A couple thoughts not on any particular phoneme:
- In general, bilabial consonants are physical. This is because they make us most conscious of our mouth.
- Weak vowels get concrete, often physical things. "Big" vowels (particularly `i` and `u`) get more abstract things.
- For the most essential and common words, the above associations were less important to me than making them 1 syllable and giving them sounds I like.

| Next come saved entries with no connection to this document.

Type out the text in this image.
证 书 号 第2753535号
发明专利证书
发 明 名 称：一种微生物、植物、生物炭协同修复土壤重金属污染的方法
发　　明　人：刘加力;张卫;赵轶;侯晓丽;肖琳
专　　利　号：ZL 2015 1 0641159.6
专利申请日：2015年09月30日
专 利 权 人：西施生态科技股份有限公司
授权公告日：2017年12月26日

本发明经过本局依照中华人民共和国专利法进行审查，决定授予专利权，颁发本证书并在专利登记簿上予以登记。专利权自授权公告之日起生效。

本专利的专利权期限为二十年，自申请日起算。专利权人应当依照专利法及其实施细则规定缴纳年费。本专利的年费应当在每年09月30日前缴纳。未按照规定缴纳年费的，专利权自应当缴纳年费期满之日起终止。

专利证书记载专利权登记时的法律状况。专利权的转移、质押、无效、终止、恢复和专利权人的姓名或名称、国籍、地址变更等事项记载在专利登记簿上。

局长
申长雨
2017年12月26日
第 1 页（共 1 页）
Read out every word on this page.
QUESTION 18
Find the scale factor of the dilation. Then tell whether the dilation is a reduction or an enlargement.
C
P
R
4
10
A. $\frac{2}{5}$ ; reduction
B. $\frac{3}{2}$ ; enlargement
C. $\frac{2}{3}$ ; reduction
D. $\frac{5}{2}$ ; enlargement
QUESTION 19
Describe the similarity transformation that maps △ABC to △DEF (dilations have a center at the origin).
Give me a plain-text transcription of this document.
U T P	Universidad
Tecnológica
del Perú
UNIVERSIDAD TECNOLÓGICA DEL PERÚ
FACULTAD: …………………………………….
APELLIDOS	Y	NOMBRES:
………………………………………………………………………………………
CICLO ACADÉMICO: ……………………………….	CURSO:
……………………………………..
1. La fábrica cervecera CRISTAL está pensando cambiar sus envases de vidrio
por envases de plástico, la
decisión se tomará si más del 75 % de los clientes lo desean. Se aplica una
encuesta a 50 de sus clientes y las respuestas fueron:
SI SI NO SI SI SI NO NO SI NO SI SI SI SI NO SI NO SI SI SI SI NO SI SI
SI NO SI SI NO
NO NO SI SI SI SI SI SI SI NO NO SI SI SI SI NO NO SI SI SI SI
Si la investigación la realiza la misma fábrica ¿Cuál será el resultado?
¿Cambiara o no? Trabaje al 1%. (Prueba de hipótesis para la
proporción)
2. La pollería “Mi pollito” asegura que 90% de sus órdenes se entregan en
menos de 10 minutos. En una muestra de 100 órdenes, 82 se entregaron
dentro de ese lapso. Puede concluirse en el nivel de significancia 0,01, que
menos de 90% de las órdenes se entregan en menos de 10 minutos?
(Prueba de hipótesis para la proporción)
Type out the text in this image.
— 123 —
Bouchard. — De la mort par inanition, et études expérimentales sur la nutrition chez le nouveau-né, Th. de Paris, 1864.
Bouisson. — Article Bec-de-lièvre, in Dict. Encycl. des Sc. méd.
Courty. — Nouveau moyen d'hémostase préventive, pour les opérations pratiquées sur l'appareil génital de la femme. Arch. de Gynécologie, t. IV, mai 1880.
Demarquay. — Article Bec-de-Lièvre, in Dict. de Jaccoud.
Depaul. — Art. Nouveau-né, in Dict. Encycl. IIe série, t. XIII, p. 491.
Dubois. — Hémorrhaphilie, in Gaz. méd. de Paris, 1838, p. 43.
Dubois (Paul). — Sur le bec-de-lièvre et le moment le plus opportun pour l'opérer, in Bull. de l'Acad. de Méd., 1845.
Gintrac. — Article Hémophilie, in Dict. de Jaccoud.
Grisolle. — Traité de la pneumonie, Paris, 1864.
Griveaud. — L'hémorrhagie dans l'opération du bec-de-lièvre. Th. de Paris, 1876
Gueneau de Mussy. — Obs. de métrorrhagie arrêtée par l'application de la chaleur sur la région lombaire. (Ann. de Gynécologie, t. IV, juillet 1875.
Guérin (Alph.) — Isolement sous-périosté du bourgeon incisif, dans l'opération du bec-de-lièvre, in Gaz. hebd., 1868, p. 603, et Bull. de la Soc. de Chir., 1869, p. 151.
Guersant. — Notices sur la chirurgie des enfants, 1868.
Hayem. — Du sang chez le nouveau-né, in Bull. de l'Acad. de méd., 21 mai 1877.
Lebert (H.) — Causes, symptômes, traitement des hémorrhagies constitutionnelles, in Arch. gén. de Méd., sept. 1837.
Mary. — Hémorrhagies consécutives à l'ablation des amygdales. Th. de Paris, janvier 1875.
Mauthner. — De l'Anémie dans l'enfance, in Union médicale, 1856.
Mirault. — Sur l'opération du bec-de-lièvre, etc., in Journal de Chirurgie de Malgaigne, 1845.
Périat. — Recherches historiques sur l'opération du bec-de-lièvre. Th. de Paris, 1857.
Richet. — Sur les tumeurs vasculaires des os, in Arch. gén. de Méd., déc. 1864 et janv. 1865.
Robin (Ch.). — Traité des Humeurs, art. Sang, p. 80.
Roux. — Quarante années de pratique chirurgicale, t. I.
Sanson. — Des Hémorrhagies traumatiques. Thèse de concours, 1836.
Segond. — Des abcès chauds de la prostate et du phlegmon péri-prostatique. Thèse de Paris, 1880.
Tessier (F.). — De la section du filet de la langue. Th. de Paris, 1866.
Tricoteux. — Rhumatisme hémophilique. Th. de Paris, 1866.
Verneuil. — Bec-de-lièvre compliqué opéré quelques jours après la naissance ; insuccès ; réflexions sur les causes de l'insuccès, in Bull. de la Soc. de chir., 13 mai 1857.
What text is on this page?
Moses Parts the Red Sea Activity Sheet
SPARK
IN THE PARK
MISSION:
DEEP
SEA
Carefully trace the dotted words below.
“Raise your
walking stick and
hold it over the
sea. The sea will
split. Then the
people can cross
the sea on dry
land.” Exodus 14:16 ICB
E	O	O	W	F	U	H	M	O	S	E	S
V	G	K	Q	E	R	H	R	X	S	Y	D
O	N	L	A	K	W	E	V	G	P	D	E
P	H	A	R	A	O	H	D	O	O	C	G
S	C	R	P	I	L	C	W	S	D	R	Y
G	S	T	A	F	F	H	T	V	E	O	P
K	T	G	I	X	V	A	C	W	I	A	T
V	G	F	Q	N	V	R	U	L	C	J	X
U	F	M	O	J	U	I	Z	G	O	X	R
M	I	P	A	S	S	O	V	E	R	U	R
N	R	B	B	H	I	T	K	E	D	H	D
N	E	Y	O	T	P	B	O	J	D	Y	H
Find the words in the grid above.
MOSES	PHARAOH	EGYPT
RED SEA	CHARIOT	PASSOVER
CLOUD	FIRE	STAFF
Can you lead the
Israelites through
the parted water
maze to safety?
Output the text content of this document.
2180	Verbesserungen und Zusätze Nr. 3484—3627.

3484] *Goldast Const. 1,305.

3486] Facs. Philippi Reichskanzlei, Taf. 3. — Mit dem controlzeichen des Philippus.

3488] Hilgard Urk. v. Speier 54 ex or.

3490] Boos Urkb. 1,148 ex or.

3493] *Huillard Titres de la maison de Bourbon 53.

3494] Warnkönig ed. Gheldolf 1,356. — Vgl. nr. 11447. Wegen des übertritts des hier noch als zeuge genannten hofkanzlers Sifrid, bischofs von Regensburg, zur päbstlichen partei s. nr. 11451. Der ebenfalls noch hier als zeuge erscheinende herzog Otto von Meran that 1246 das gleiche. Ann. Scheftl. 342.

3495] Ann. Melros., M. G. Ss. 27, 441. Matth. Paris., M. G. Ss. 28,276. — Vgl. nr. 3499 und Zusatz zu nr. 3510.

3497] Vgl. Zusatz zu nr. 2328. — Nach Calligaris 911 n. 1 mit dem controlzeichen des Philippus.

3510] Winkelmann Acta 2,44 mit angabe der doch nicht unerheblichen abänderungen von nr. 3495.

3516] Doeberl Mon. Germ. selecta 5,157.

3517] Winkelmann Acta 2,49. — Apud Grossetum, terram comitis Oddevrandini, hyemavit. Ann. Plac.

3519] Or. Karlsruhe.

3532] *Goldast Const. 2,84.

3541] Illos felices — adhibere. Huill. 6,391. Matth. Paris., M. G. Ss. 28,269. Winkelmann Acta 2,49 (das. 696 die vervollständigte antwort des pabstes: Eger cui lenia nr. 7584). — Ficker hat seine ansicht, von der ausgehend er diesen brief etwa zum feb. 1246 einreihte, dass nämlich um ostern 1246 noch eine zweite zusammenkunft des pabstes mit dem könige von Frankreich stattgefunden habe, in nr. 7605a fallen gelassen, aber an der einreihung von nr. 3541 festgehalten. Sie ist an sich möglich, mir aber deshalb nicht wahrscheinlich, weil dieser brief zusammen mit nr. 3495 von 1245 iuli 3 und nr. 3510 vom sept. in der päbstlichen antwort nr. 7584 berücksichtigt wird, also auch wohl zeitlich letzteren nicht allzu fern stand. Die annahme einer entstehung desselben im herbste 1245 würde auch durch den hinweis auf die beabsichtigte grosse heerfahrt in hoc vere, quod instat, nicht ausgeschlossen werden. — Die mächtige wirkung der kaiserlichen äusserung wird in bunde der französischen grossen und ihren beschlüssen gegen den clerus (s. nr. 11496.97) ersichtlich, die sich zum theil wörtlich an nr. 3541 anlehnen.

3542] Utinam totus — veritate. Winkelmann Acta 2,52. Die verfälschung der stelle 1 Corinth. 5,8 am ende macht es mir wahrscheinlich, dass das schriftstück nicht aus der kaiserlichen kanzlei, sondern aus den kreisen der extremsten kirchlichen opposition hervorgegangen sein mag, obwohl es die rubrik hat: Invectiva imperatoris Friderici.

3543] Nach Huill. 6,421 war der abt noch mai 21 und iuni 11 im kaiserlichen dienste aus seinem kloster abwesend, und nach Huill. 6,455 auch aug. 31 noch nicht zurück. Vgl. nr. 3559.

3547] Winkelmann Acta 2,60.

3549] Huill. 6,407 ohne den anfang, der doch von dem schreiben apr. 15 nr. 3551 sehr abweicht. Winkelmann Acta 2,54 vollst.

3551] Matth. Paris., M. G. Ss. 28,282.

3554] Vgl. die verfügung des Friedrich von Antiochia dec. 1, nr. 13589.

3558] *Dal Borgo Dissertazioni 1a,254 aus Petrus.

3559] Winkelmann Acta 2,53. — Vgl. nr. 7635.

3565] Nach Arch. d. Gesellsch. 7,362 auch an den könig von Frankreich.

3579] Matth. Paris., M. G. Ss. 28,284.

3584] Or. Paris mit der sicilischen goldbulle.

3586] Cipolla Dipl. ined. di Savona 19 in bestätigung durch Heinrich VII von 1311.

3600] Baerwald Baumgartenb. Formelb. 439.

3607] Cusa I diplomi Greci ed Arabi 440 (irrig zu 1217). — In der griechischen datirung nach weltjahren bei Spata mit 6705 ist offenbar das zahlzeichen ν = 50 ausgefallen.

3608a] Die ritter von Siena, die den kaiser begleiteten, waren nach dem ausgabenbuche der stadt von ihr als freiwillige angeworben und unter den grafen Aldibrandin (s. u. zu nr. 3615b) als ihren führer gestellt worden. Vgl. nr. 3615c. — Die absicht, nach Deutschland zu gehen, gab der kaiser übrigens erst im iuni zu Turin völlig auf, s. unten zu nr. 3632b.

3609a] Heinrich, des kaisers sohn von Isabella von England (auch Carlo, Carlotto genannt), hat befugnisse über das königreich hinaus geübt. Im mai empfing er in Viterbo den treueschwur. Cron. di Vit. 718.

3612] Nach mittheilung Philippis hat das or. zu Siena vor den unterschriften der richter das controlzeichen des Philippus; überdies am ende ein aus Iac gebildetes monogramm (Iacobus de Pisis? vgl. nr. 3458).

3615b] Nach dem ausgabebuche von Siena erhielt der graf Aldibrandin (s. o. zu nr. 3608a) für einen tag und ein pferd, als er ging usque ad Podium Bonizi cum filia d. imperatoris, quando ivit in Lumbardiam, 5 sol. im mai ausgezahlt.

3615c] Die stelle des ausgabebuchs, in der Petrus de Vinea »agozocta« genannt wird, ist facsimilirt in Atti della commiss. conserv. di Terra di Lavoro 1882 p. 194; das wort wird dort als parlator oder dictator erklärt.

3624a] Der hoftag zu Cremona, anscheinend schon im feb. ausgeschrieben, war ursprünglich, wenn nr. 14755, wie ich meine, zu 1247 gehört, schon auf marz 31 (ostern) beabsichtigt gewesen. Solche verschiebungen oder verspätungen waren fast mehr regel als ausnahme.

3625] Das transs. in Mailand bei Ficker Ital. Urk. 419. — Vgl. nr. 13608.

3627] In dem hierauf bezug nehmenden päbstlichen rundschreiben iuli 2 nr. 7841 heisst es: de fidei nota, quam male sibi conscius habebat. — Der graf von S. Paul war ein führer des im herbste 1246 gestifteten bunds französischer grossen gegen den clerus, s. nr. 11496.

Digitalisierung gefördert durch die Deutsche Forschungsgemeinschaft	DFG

- Similarly, a lot of sounds have formed "happenstance associations" in Spem, that have less to do with me thinking they actually sound that way and more to do with that I needed a family of related words that I knew would all be used very often and I had a sound I'd been underusing. Example: all the question words starting with `k`. This is probably also how `m` got associated with "more/many".
question words
- I don't like words ending in stops, partly because it clashes with that most Spem words start with a consonant.
- I basically never end a word with `ɪ`, `a`, or `ɵ`. It sounds cringey to me. I also tend to avoid `e` at the end compared, but not as much as the others.
- I don't like phonetic repetition. I'm pretty sure this one is universal.
While I tend to talk as if all this is a matter of correctness and I have completely pure intentions in naming words, there's also a big element of vertical judgement here. I find some sounds more beautiful than others and as such I'm heavily biased toward using them more. I'm not sure to what extent these judgements are just me, so I should list those too.
My favorite vowels are, ordered, something like: `i` > `u` > `e` > `ɪ`, `a`.
My favorite consonants: `y`, `k`, `n` > `v`, `z` > `r` > `l`.
My only really disliked consonants: `ð`, `b`. I am biased toward reserving these for words that are less common, physical objects, or things associated with something I don't like.
As a general pattern I prefer voiceless stops and voiced fricatives.
Patterns
Patterns maintained more for the sake of consistency. If you see me going against these patterns anywhere, call me out, cause I shouldn't.
- When I have a transitive/reflexive verb pair, if either one ends in either, the transitive ends in `i` and the reflexive in `u`.